More Sniping at Sumner (and Cochrane)
[UPDATE below.]
As longtime readers know, I initially loved Scott Sumner but then came to regret my early praise. Yes, he is the smart, consistent, logical, and funny blogger that I identified early on. But unfortunately, he uses his gifts to promote the idea that Bernanke just needs to start writing more checks, and everything will soon be fine.
Anyway, normally I grapple with Scott on technical matters, or on his interpretation of historical events. But today I caught him making (what sure seems to be) a silly error, goaded by John Cochrane:
The same point [that you can’t gauge monetary tightness or looseness from interest rates–RPM] is made in Mishkin’s textbook. And Mishkin is a respected “scientific economist” by anyone’s standards. So why is it that 90% of the respected scientific macroeconomists don’t understand this? Why do most keep insisting that the Fed has conducted an “accommodative” or “easy” money policy since 2008? Maybe they think that doubling the base is easy money, and are unaware that the Fed started paying interest on base money in October 2008. As Cochrane pointed out, this means that reserves are now effectively bonds, not money.
Here’s my question to Scott: If–in some alternative universe, let’s say–commercial banks paid positive interest rates on checking deposits, would that turn $20 bills into bonds, not money?
This is yet another point where, I hate to say it, that Keynesians make a lot more sense than the “free market” inflationists. People like Brad DeLong have been pointing out that when interest rates get pushed to zero, then Treasury bonds effectively become money. But that’s quite a different thing from saying that positive interest rates paid on money kept on deposit, turns money into bonds.
UPDATE:Scott emails me to say:
Thanks Bob, My view is that people can define money in any way they want. But in monetary models of liquidity traps, or anything else, money is a non-interest brearing asset. If they start paying interest on cash, then we need to change the models, but in that case there will be no liquidity traps, because nominal interest rates can go below zero.

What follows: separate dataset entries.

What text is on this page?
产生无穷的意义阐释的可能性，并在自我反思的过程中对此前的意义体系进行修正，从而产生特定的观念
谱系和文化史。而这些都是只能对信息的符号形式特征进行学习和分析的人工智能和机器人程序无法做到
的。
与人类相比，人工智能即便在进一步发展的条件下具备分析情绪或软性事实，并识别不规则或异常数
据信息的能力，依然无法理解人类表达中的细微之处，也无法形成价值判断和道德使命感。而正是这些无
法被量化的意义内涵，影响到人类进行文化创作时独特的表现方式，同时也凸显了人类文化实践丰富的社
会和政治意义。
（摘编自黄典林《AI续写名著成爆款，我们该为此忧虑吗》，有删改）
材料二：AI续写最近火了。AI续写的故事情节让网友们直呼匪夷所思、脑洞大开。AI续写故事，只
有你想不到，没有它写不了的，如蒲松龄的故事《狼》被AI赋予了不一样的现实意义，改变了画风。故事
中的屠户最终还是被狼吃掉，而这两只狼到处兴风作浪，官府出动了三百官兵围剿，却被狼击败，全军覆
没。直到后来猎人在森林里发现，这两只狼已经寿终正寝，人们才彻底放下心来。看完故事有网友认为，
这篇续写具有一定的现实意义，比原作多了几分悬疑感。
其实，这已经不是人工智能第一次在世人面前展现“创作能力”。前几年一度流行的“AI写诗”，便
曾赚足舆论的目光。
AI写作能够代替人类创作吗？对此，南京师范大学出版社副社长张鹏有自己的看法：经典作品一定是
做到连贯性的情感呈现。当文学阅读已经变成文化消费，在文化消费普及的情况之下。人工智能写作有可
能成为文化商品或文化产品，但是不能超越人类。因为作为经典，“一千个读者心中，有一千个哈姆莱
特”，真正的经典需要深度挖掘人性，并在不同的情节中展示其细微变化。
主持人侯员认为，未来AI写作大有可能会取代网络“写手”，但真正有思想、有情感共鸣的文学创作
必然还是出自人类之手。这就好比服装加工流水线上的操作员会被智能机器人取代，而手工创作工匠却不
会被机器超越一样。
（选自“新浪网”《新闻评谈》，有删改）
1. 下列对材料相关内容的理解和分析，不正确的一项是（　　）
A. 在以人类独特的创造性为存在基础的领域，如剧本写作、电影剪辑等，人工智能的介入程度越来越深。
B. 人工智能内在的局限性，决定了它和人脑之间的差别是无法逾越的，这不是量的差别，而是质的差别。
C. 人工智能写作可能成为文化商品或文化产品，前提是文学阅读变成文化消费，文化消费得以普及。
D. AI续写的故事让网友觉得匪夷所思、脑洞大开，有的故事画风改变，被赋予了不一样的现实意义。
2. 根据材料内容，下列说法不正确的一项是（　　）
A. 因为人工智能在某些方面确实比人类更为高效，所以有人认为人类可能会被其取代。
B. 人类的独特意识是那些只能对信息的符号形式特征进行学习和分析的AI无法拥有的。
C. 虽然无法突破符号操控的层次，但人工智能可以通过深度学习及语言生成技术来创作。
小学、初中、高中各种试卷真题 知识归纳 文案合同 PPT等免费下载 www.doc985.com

I don’t consider checking account balances to be money–but lots of economists do.
Any article you can recommend discussing “monetary tightness” vs interest rates?
Hm, I don’t understand: if banks paid interests on checking deposits, that would make checking account dollars into bonds, not paper money.
By the way, that reminds me of an idea I had: what if people gradually shifted away from using federal reserve notes as money and started using inflation-indexed bearer bonds? That is, they eventually get to the point where the money they use automatically increases in value (with inflation), as measured by USDs. Would that just throw everything into a tail-spin? Make the hoarding “problem” that much worse?
Hm, I don’t understand: if banks paid interests on checking deposits, that would make checking account dollars into bonds, not paper money.
Sorry, I meant my $20 bill once I deposited it into my checking account. In other words, Scott is making it sound as if paying interest on deposits is some wacky thing Bernanke invented in 2008.
But … but … but what about my inflation-indexed bearer bond idea?
I guess I don’t understand either. The paying of interest seems to cause currency to be tied up and not circulating. If a dollar’s velocity is zero, is it really a part of the money supply?
Take the Japanese, for example. Their citizenry have plowed their savings into JGB bonds at miniscule interests for 20 years. They hold literally colossal amounts of these bonds, and yet Japan has suffered from persistant deflation for the entire time. At some point, for demographic reasons, all these bonds will be turned into circulating Yen- then, I would expect that inflation to explode, but not until then.
They started paying interest on base money? Damn the fed owes me interest payments for all the cash I have under my mattress.
Sovereign debt and fiat currency have a lot in common. Neither of them represent claims on capital, neither are backed by assets, both are denominated in terms of the fiat currency. The major differences are:
1. Bonds are harder to spend and earn interest, meaning by Gresham’s law, they have a lower V than currency.
2. Bonds are eventually destroyed by taxation. In a sense they are a temporary monetary injection, thus having a lower impact on inflation than pure currency. Higher future taxation may lead people to save more further reducing the inflationary impact of issuing debt compared to issuing fiat currency.
Two factors have lessened these two effects recently. First, the interest on reserves policy means that the opportunity costs of holding bonds vs. currency are far closer than in the past. Secondly, the government debt is so large that no one could reasonably expect it to be paid via taxation. Bonds will not be destroyed by taxing people to pay them off. They will either be continually rolled over, or monetized, which will lead to people thinking of bonds less as temporary and more as permanent creations.
Paying interest on fiat currency is not like a bank paying interest on an account. The banks are not lending money to the Fed in exchange for interest, they are simply collecting a check. Excess reserves do not represent a claim on real physical capital (just like government bonds). You’ve consistently said M0 is money, everything else isn’t, but many economists don’t think that way. Post-Keynesians don’t even put much effort into distinguishing currency from bonds, instead emphasizing net financial positions. Money is what people treat as money.